Friday, August 17, 2007

The German word for "Title" is "Titel"


I've spent a lot of time talking (with David, mostly, but with other people as well) about our shared desire to foster a "music scene" at Yale. The impulse manifests itself in different forms - the desire to publicize a magazine, or host a successful event, or have a place to perform, or to inspire an artistic dialog (match the converser with the aim for one point per correct pairing, with an extra point awarded for correctly matching the person to their off campus address) - but the most obvious explanation for Yale's apparent lack of scene seems to be a Catch-22: there's no scene to attract musicians so no musicians play so there's no scene.
What seems to complicate this, at least slightly, however, is the comparative challenges encountered by those who have tried to start a scene: throw a concert, you'll get double the attendance at the after-party. Invite Yale performers, and only their friends will come. Invite non-Yale performers and people won't come if they haven't heard of them, but will come but only to stand around outside smoking because the venue is small and hot and you didn't show up for the music anyway, you showed up for the scene, and the scene is inevitably out in the fresh air and the open space where it's comparatively quiet, at least quiet enough to talk without going half deaf from the goddamn guitar, which is a pain in the ass for the promoter who wanted there to be a music scene, instead of a stand-around-and-shoot-the-shit-and-have-a-smoke-not-so-far-from-the-music scene, which is so easy to foster that you pretty much do it by accident if you leave a bottle of Beam too close to your iPod.
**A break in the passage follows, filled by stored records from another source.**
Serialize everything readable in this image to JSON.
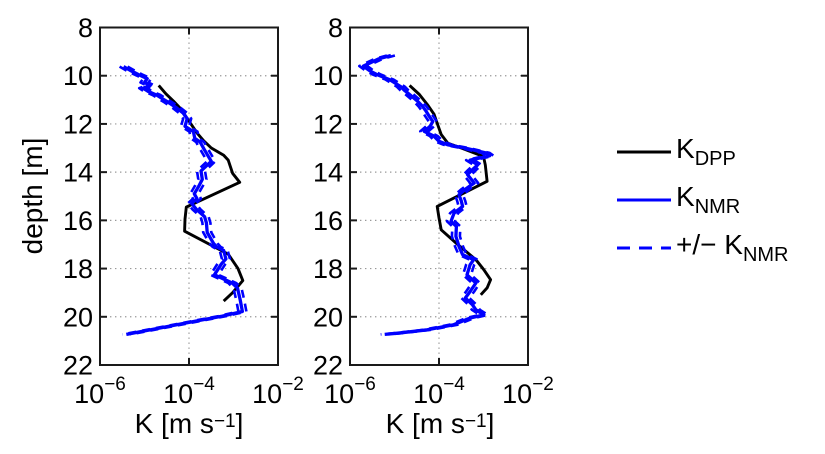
{
  "figure": {
    "background": "#ffffff"
  },
  "colors": {
    "kdpp": "#000000",
    "knmr": "#0000ff",
    "grid": "#999999",
    "axis": "#1a1a1a"
  },
  "legend": {
    "entries": [
      {
        "id": "kdpp",
        "pre": "K",
        "sub": "DPP",
        "color": "#000000",
        "style": "solid"
      },
      {
        "id": "knmr",
        "pre": "K",
        "sub": "NMR",
        "color": "#0000ff",
        "style": "solid"
      },
      {
        "id": "knmr-band",
        "pre": "+/− K",
        "sub": "NMR",
        "color": "#0000ff",
        "style": "dashed"
      }
    ]
  },
  "chart_data": [
    {
      "type": "line",
      "panel": "left",
      "title": "",
      "ylabel": "depth [m]",
      "xlabel": {
        "pre": "K [m s",
        "sup": "−1",
        "post": "]"
      },
      "xscale": "log10",
      "xlim": [
        -6,
        -2
      ],
      "ylim": [
        8,
        22
      ],
      "y_axis_reversed": true,
      "xticks": [
        {
          "v": -6,
          "base": "10",
          "exp": "−6"
        },
        {
          "v": -4,
          "base": "10",
          "exp": "−4"
        },
        {
          "v": -2,
          "base": "10",
          "exp": "−2"
        }
      ],
      "yticks": [
        8,
        10,
        12,
        14,
        16,
        18,
        20,
        22
      ],
      "grid": {
        "x": [
          -4
        ],
        "y": [
          10,
          12,
          14,
          16,
          18,
          20
        ]
      },
      "series": [
        {
          "name": "K_DPP",
          "color": "#000000",
          "style": "solid",
          "width": 2.9,
          "points_depth_log10K": [
            [
              10.4,
              -4.68
            ],
            [
              10.75,
              -4.52
            ],
            [
              11.05,
              -4.35
            ],
            [
              11.4,
              -4.17
            ],
            [
              11.75,
              -4.05
            ],
            [
              12.05,
              -3.94
            ],
            [
              12.4,
              -3.81
            ],
            [
              12.7,
              -3.67
            ],
            [
              13.0,
              -3.5
            ],
            [
              13.3,
              -3.22
            ],
            [
              13.5,
              -3.12
            ],
            [
              14.05,
              -3.02
            ],
            [
              14.42,
              -2.86
            ],
            [
              15.45,
              -4.06
            ],
            [
              15.95,
              -4.09
            ],
            [
              16.45,
              -4.1
            ],
            [
              17.4,
              -3.12
            ],
            [
              18.0,
              -2.9
            ],
            [
              18.5,
              -2.79
            ],
            [
              19.0,
              -3.02
            ],
            [
              19.35,
              -3.22
            ]
          ]
        },
        {
          "name": "K_NMR",
          "color": "#0000ff",
          "style": "solid",
          "width": 3.3,
          "points_depth_log10K": [
            [
              9.62,
              -5.47
            ],
            [
              9.8,
              -5.3
            ],
            [
              9.95,
              -5.14
            ],
            [
              10.12,
              -4.94
            ],
            [
              10.28,
              -5.0
            ],
            [
              10.4,
              -4.87
            ],
            [
              10.52,
              -5.03
            ],
            [
              10.65,
              -4.92
            ],
            [
              10.8,
              -4.73
            ],
            [
              10.95,
              -4.6
            ],
            [
              11.1,
              -4.47
            ],
            [
              11.33,
              -4.28
            ],
            [
              11.55,
              -4.13
            ],
            [
              11.78,
              -4.04
            ],
            [
              12.1,
              -4.09
            ],
            [
              12.32,
              -3.9
            ],
            [
              12.6,
              -3.87
            ],
            [
              12.75,
              -3.75
            ],
            [
              13.05,
              -3.66
            ],
            [
              13.3,
              -3.58
            ],
            [
              13.55,
              -3.5
            ],
            [
              13.95,
              -3.73
            ],
            [
              14.3,
              -3.7
            ],
            [
              14.55,
              -3.77
            ],
            [
              14.9,
              -3.88
            ],
            [
              15.1,
              -3.82
            ],
            [
              15.3,
              -3.94
            ],
            [
              15.55,
              -3.83
            ],
            [
              15.85,
              -3.65
            ],
            [
              16.1,
              -3.61
            ],
            [
              16.5,
              -3.59
            ],
            [
              16.95,
              -3.45
            ],
            [
              17.1,
              -3.38
            ],
            [
              17.25,
              -3.22
            ],
            [
              17.6,
              -3.17
            ],
            [
              17.8,
              -3.27
            ],
            [
              18.26,
              -3.43
            ],
            [
              18.6,
              -3.03
            ],
            [
              18.81,
              -2.91
            ],
            [
              19.3,
              -2.85
            ],
            [
              19.78,
              -2.8
            ],
            [
              19.97,
              -3.25
            ],
            [
              20.13,
              -3.7
            ],
            [
              20.29,
              -4.16
            ],
            [
              20.45,
              -4.61
            ],
            [
              20.61,
              -5.07
            ],
            [
              20.73,
              -5.41
            ]
          ]
        },
        {
          "name": "+/- K_NMR",
          "color": "#0000ff",
          "style": "dashed",
          "width": 2.6,
          "band_of": "K_NMR",
          "offset_decades": 0.09
        }
      ]
    },
    {
      "type": "line",
      "panel": "right",
      "title": "",
      "ylabel": "",
      "xlabel": {
        "pre": "K [m s",
        "sup": "−1",
        "post": "]"
      },
      "xscale": "log10",
      "xlim": [
        -6,
        -2
      ],
      "ylim": [
        8,
        22
      ],
      "y_axis_reversed": true,
      "xticks": [
        {
          "v": -6,
          "base": "10",
          "exp": "−6"
        },
        {
          "v": -4,
          "base": "10",
          "exp": "−4"
        },
        {
          "v": -2,
          "base": "10",
          "exp": "−2"
        }
      ],
      "yticks": [
        8,
        10,
        12,
        14,
        16,
        18,
        20,
        22
      ],
      "grid": {
        "x": [
          -4
        ],
        "y": [
          10,
          12,
          14,
          16,
          18,
          20
        ]
      },
      "series": [
        {
          "name": "K_DPP",
          "color": "#000000",
          "style": "solid",
          "width": 2.9,
          "points_depth_log10K": [
            [
              10.4,
              -4.66
            ],
            [
              10.78,
              -4.44
            ],
            [
              11.2,
              -4.26
            ],
            [
              11.6,
              -4.11
            ],
            [
              12.03,
              -4.03
            ],
            [
              12.44,
              -3.95
            ],
            [
              12.8,
              -3.8
            ],
            [
              13.0,
              -3.5
            ],
            [
              13.35,
              -3.0
            ],
            [
              13.7,
              -2.96
            ],
            [
              14.38,
              -2.92
            ],
            [
              15.42,
              -4.04
            ],
            [
              15.9,
              -4.0
            ],
            [
              16.39,
              -3.95
            ],
            [
              17.0,
              -3.58
            ],
            [
              17.63,
              -3.17
            ],
            [
              18.05,
              -2.99
            ],
            [
              18.46,
              -2.84
            ],
            [
              18.8,
              -2.92
            ],
            [
              19.09,
              -3.06
            ]
          ]
        },
        {
          "name": "K_NMR",
          "color": "#0000ff",
          "style": "solid",
          "width": 3.3,
          "points_depth_log10K": [
            [
              9.16,
              -5.08
            ],
            [
              9.3,
              -5.35
            ],
            [
              9.6,
              -5.7
            ],
            [
              9.8,
              -5.55
            ],
            [
              9.95,
              -5.4
            ],
            [
              10.16,
              -5.11
            ],
            [
              10.45,
              -4.86
            ],
            [
              10.6,
              -4.78
            ],
            [
              10.78,
              -4.66
            ],
            [
              11.06,
              -4.48
            ],
            [
              11.27,
              -4.37
            ],
            [
              11.47,
              -4.29
            ],
            [
              11.68,
              -4.22
            ],
            [
              11.9,
              -4.14
            ],
            [
              12.1,
              -4.2
            ],
            [
              12.31,
              -4.33
            ],
            [
              12.5,
              -4.12
            ],
            [
              12.72,
              -4.0
            ],
            [
              12.86,
              -3.81
            ],
            [
              13.0,
              -3.42
            ],
            [
              13.2,
              -2.95
            ],
            [
              13.32,
              -2.86
            ],
            [
              13.5,
              -3.3
            ],
            [
              13.7,
              -3.13
            ],
            [
              13.9,
              -3.25
            ],
            [
              14.1,
              -3.36
            ],
            [
              14.45,
              -3.21
            ],
            [
              14.7,
              -3.4
            ],
            [
              14.94,
              -3.55
            ],
            [
              15.2,
              -3.5
            ],
            [
              15.42,
              -3.47
            ],
            [
              15.7,
              -3.66
            ],
            [
              16.04,
              -3.73
            ],
            [
              16.25,
              -3.61
            ],
            [
              16.66,
              -3.62
            ],
            [
              17.08,
              -3.55
            ],
            [
              17.42,
              -3.47
            ],
            [
              17.63,
              -3.22
            ],
            [
              17.84,
              -3.3
            ],
            [
              18.26,
              -3.37
            ],
            [
              18.6,
              -3.17
            ],
            [
              18.95,
              -3.3
            ],
            [
              19.22,
              -3.41
            ],
            [
              19.5,
              -3.25
            ],
            [
              19.71,
              -3.17
            ],
            [
              19.92,
              -2.99
            ],
            [
              20.05,
              -3.3
            ],
            [
              20.33,
              -3.67
            ],
            [
              20.54,
              -4.26
            ],
            [
              20.68,
              -4.93
            ],
            [
              20.73,
              -5.22
            ]
          ]
        },
        {
          "name": "+/- K_NMR",
          "color": "#0000ff",
          "style": "dashed",
          "width": 2.6,
          "band_of": "K_NMR",
          "offset_decades": 0.09
        }
      ]
    }
  ]
}
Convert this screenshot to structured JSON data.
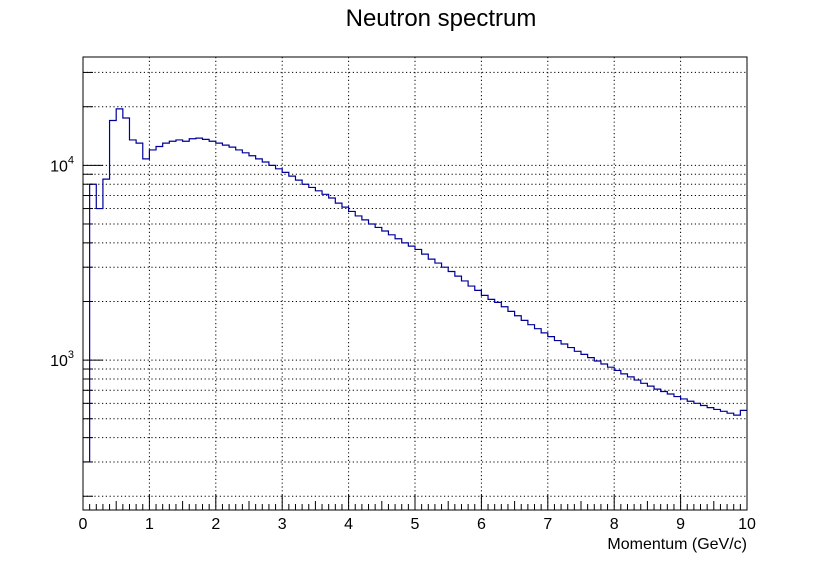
{
  "chart_data": {
    "type": "line",
    "style": "step-histogram",
    "title": "Neutron spectrum",
    "xlabel": "Momentum (GeV/c)",
    "ylabel": "",
    "xlim": [
      0,
      10
    ],
    "ylim": [
      170,
      36000
    ],
    "y_scale": "log",
    "grid": true,
    "legend": "none",
    "line_color": "#000099",
    "x_tick_labels": [
      "0",
      "1",
      "2",
      "3",
      "4",
      "5",
      "6",
      "7",
      "8",
      "9",
      "10"
    ],
    "y_tick_labels": [
      {
        "value": 1000,
        "base": "10",
        "exp": "3"
      },
      {
        "value": 10000,
        "base": "10",
        "exp": "4"
      }
    ],
    "bin_width": 0.1,
    "bin_edges_start": 0,
    "values": [
      300,
      8000,
      6000,
      8500,
      17000,
      19500,
      17500,
      13500,
      13000,
      10800,
      12000,
      12500,
      13000,
      13300,
      13500,
      13300,
      13700,
      13800,
      13600,
      13300,
      13000,
      12700,
      12400,
      12000,
      11600,
      11200,
      10800,
      10400,
      10000,
      9600,
      9200,
      8800,
      8400,
      8000,
      7700,
      7400,
      7100,
      6800,
      6400,
      6100,
      5800,
      5500,
      5250,
      5000,
      4800,
      4600,
      4400,
      4200,
      4000,
      3850,
      3700,
      3500,
      3300,
      3150,
      3000,
      2850,
      2700,
      2550,
      2400,
      2280,
      2150,
      2050,
      1980,
      1880,
      1780,
      1690,
      1600,
      1520,
      1450,
      1380,
      1320,
      1260,
      1210,
      1160,
      1110,
      1070,
      1030,
      990,
      955,
      920,
      885,
      850,
      820,
      790,
      760,
      735,
      710,
      690,
      670,
      650,
      632,
      615,
      600,
      585,
      570,
      558,
      546,
      534,
      522,
      552
    ]
  }
}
And partially that's what's been so interesting about our nights out in Berlin: if you are from Australia and you want to play "original" songs that sound exactly like Oasis or the Verve in a smokey lounge you can and people will show up and listen. And if you want to play an accordion while telling a story about an incredibly fat man you encontred while waitressing and your "bandmate" wants to make sound effects with an iBook and a handful of large stones, there's an audience for that too - an audience that paid 5 Euro plus two more per drink and crammed into a small set of bleachers to give you their totally undivided attention for the whole of your 20 minute set. But no longer. Time limits are strictly enforced.